Oil price slips further on dominating economic growth worries
WTI oil price fell for the second straight day, extending pullback from $83.51 top (2023 high, posted last week).
Fresh weakness emerges from persisting worries about further increase of US interest rates and darkened growth outlook, with much stronger than expected China’s GDP data being insufficient to improve negative near-term sentiment.
Investors are particularly concerned about the situation in the US, after the economy was shaken by the collapse of two banks and not fully convinced that the worst is over.

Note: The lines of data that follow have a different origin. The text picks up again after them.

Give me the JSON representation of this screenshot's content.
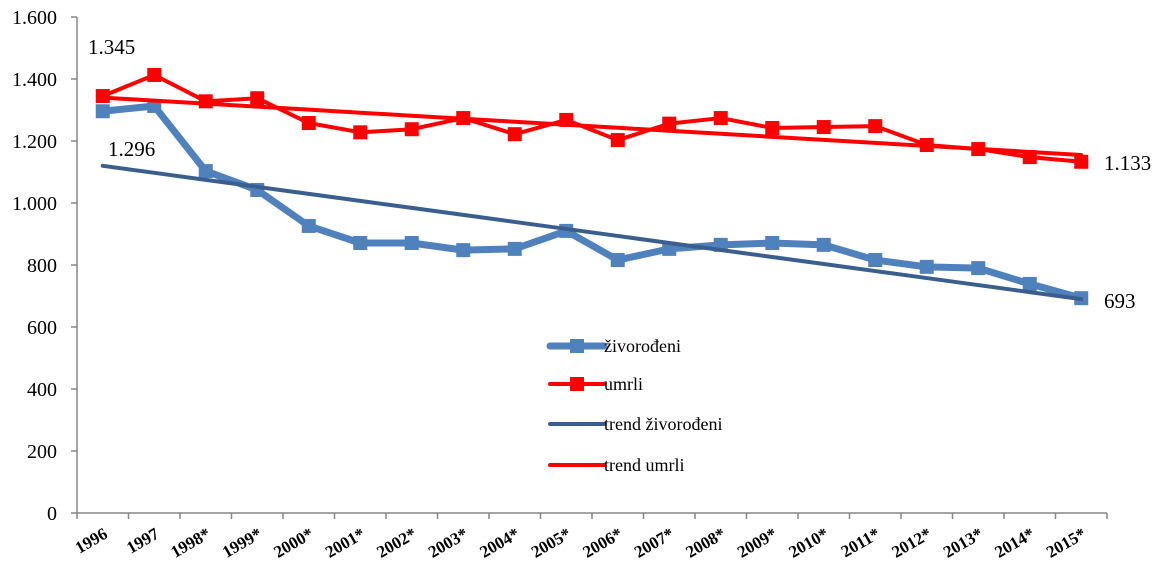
{
  "chart_data": {
    "type": "line",
    "title": "",
    "xlabel": "",
    "ylabel": "",
    "ylim": [
      0,
      1600
    ],
    "yticks": [
      0,
      200,
      400,
      600,
      800,
      1000,
      1200,
      1400,
      1600
    ],
    "ytick_labels": [
      "0",
      "200",
      "400",
      "600",
      "800",
      "1.000",
      "1.200",
      "1.400",
      "1.600"
    ],
    "grid": false,
    "legend_placement": "center",
    "categories": [
      "1996",
      "1997",
      "1998*",
      "1999*",
      "2000*",
      "2001*",
      "2002*",
      "2003*",
      "2004*",
      "2005*",
      "2006*",
      "2007*",
      "2008*",
      "2009*",
      "2010*",
      "2011*",
      "2012*",
      "2013*",
      "2014*",
      "2015*"
    ],
    "series": [
      {
        "name": "živorođeni",
        "color": "#4F81BD",
        "marker": "square",
        "values": [
          1296,
          1313,
          1103,
          1042,
          926,
          871,
          871,
          848,
          852,
          910,
          816,
          852,
          865,
          871,
          865,
          816,
          794,
          790,
          739,
          693
        ]
      },
      {
        "name": "umrli",
        "color": "#FF0000",
        "marker": "square",
        "values": [
          1345,
          1413,
          1328,
          1338,
          1258,
          1228,
          1238,
          1274,
          1222,
          1268,
          1203,
          1256,
          1274,
          1242,
          1245,
          1248,
          1187,
          1174,
          1148,
          1133
        ]
      },
      {
        "name": "trend živorođeni",
        "color": "#3A5F8F",
        "marker": "none",
        "trend": true,
        "values": [
          1120,
          1097.4,
          1074.7,
          1052.1,
          1029.5,
          1006.8,
          984.2,
          961.6,
          938.9,
          916.3,
          893.7,
          871.1,
          848.4,
          825.8,
          803.2,
          780.5,
          757.9,
          735.3,
          712.6,
          690
        ]
      },
      {
        "name": "trend umrli",
        "color": "#FF0000",
        "marker": "none",
        "trend": true,
        "values": [
          1340,
          1330.3,
          1320.5,
          1310.8,
          1301.1,
          1291.3,
          1281.6,
          1271.8,
          1262.1,
          1252.4,
          1242.6,
          1232.9,
          1223.2,
          1213.4,
          1203.7,
          1193.9,
          1184.2,
          1174.5,
          1164.7,
          1155
        ]
      }
    ],
    "annotations": [
      {
        "text": "1.345",
        "series": "umrli",
        "category": "1996"
      },
      {
        "text": "1.296",
        "series": "živorođeni",
        "category": "1996"
      },
      {
        "text": "1.133",
        "series": "umrli",
        "category": "2015*"
      },
      {
        "text": "693",
        "series": "živorođeni",
        "category": "2015*"
      }
    ]
  }
}
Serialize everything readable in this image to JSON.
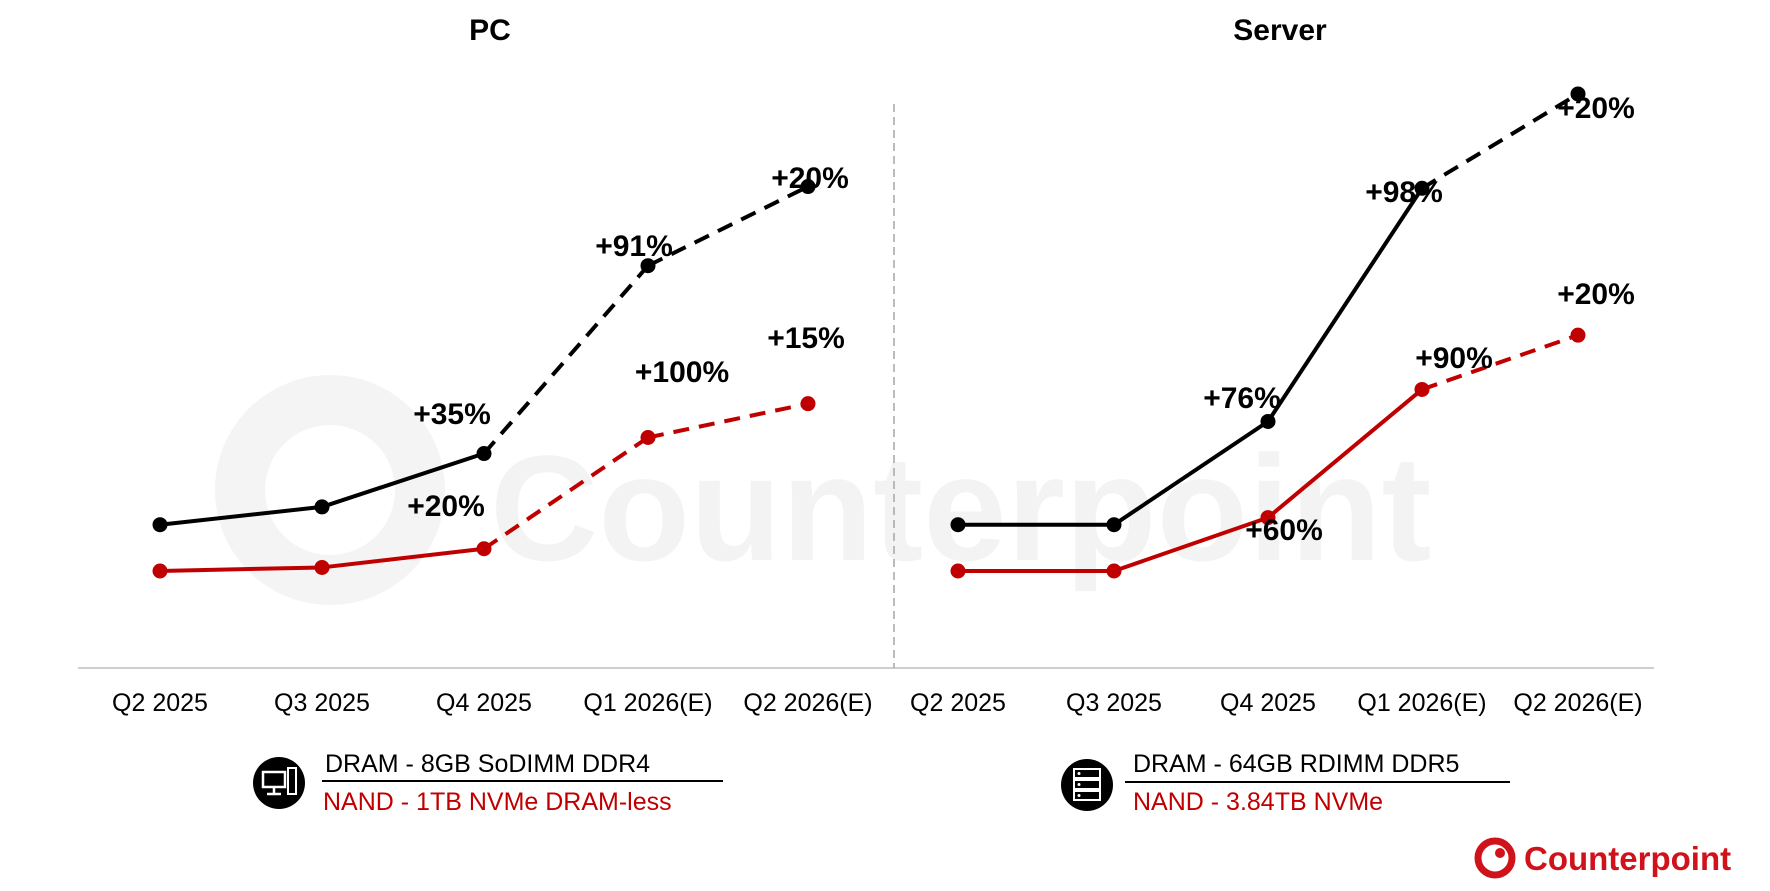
{
  "colors": {
    "dram": "#000000",
    "nand": "#c00000",
    "brand": "#d0121b",
    "axis": "#bfbfbf"
  },
  "brand": {
    "name": "Counterpoint"
  },
  "watermark": "Counterpoint",
  "chart_data": [
    {
      "type": "line",
      "title": "PC",
      "categories": [
        "Q2 2025",
        "Q3 2025",
        "Q4 2025",
        "Q1 2026(E)",
        "Q2 2026(E)"
      ],
      "projection_from_index": 2,
      "ylim": [
        0,
        10
      ],
      "series": [
        {
          "name": "DRAM - 8GB SoDIMM DDR4",
          "color": "#000000",
          "values": [
            1.52,
            1.72,
            2.32,
            4.43,
            5.32
          ],
          "labels": [
            "",
            "",
            "+35%",
            "+91%",
            "+20%"
          ]
        },
        {
          "name": "NAND - 1TB NVMe DRAM-less",
          "color": "#c00000",
          "values": [
            1.0,
            1.04,
            1.25,
            2.5,
            2.88
          ],
          "labels": [
            "",
            "",
            "+20%",
            "+100%",
            "+15%"
          ]
        }
      ],
      "legend_icon": "desktop-pc-icon"
    },
    {
      "type": "line",
      "title": "Server",
      "categories": [
        "Q2 2025",
        "Q3 2025",
        "Q4 2025",
        "Q1 2026(E)",
        "Q2 2026(E)"
      ],
      "projection_from_index": 3,
      "ylim": [
        0,
        10
      ],
      "series": [
        {
          "name": "DRAM - 64GB RDIMM DDR5",
          "color": "#000000",
          "values": [
            1.52,
            1.52,
            2.68,
            5.3,
            6.36
          ],
          "labels": [
            "",
            "",
            "+76%",
            "+98%",
            "+20%"
          ]
        },
        {
          "name": "NAND - 3.84TB NVMe",
          "color": "#c00000",
          "values": [
            1.0,
            1.0,
            1.6,
            3.04,
            3.65
          ],
          "labels": [
            "",
            "",
            "+60%",
            "+90%",
            "+20%"
          ]
        }
      ],
      "legend_icon": "server-rack-icon"
    }
  ]
}
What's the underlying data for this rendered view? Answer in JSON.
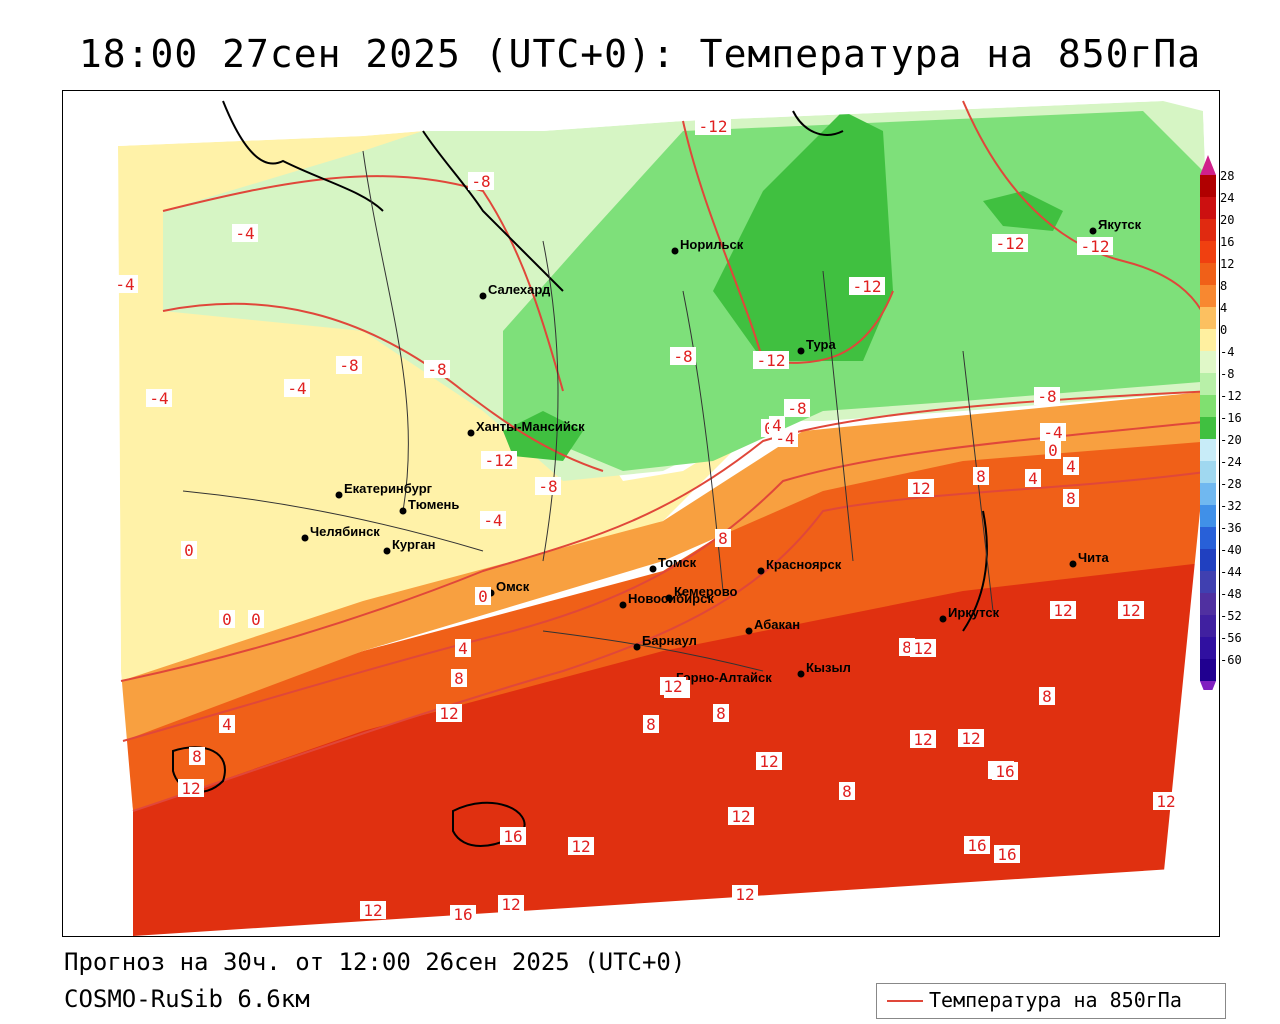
{
  "title": "18:00 27сен 2025 (UTC+0): Температура на 850гПа",
  "forecast_line": "Прогноз на 30ч. от 12:00 26сен 2025 (UTC+0)",
  "model_line": "COSMO-RuSib 6.6км",
  "legend_label": "Температура на 850гПа",
  "colorbar": {
    "labels": [
      "28",
      "24",
      "20",
      "16",
      "12",
      "8",
      "4",
      "0",
      "-4",
      "-8",
      "-12",
      "-16",
      "-20",
      "-24",
      "-28",
      "-32",
      "-36",
      "-40",
      "-44",
      "-48",
      "-52",
      "-56",
      "-60"
    ],
    "colors": [
      "#b00000",
      "#cc1010",
      "#e02a10",
      "#f04010",
      "#f06018",
      "#f88830",
      "#fcc060",
      "#fff0a0",
      "#e0f8c8",
      "#b8f0a8",
      "#80e070",
      "#40c040",
      "#c8ecf8",
      "#a0d8f0",
      "#70b8f0",
      "#4090e8",
      "#2860d8",
      "#2040c0",
      "#4040b0",
      "#5030a0",
      "#4020a0",
      "#3010a0",
      "#200090"
    ],
    "top_arrow_color": "#d0208a",
    "bottom_arrow_color": "#8020c0"
  },
  "cities": [
    {
      "name": "Норильск"
    },
    {
      "name": "Салехард"
    },
    {
      "name": "Тура"
    },
    {
      "name": "Якутск"
    },
    {
      "name": "Ханты-Мансийск"
    },
    {
      "name": "Екатеринбург"
    },
    {
      "name": "Тюмень"
    },
    {
      "name": "Челябинск"
    },
    {
      "name": "Курган"
    },
    {
      "name": "Омск"
    },
    {
      "name": "Новосибирск"
    },
    {
      "name": "Томск"
    },
    {
      "name": "Красноярск"
    },
    {
      "name": "Кемерово"
    },
    {
      "name": "Абакан"
    },
    {
      "name": "Барнаул"
    },
    {
      "name": "Горно-Алтайск"
    },
    {
      "name": "Кызыл"
    },
    {
      "name": "Иркутск"
    },
    {
      "name": "Чита"
    }
  ],
  "isolines": [
    "-12",
    "-8",
    "-4",
    "-4",
    "-4",
    "-4",
    "-8",
    "-8",
    "-8",
    "-12",
    "-8",
    "-4",
    "0",
    "0",
    "0",
    "-12",
    "-12",
    "-12",
    "-12",
    "-8",
    "-4",
    "0",
    "4",
    "8",
    "4",
    "0",
    "-8",
    "-4",
    "0",
    "4",
    "8",
    "8",
    "12",
    "8",
    "4",
    "12",
    "12",
    "16",
    "12",
    "12",
    "16",
    "12",
    "12",
    "12",
    "12",
    "12",
    "16",
    "8",
    "8",
    "8",
    "8",
    "12",
    "12",
    "12",
    "16",
    "12",
    "12",
    "8",
    "4",
    "12",
    "8",
    "12",
    "12",
    "16"
  ],
  "colors": {
    "isoline": "#e0473a",
    "warm_deep": "#e03010",
    "warm": "#f06018",
    "mild": "#f8a040",
    "neutral": "#fff2a8",
    "cool": "#d6f5c4",
    "cold": "#7ee07a",
    "very_cold": "#40c040"
  }
}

In addition, further tightening in the monetary policy is very likely and tighter credit conditions would further undermine economic growth, still fragile according to the latest US economic data.
Further pressure on oil prices comes from signals that Iraq is on the way to resume oil exports, which were stopped last month.
Technical picture on daily chart is bullish overall, but loss of bullish momentum suggests that the near-term action may stand at the back foot for some time.
Dips so far face strong headwinds at psychological $80 support, which marks the upper boundary of pivotal support zone between $80 and $79 (the latter marks Fibo 23.6% retracement of 64.34/83.51 rally and Apr 3 low when the market opened with nearly $5 gap higher.
Immediate bullish structure is expected to remain intact while the action holds above these levels, though deeper dips cannot be ruled out, mainly dependent on fundamentals.
Larger bulls won’t be significantly harmed as long as gap remains unfilled, with extended pullback to face solid supports at $77.00/$76.00 zone.
Broken 10DMA reverted to immediate resistance ($81.31), violation of which would improve near-term structure and open way for fresh attack at key barriers at $82.75/$83.51 (200DMA / Apr 12 peak).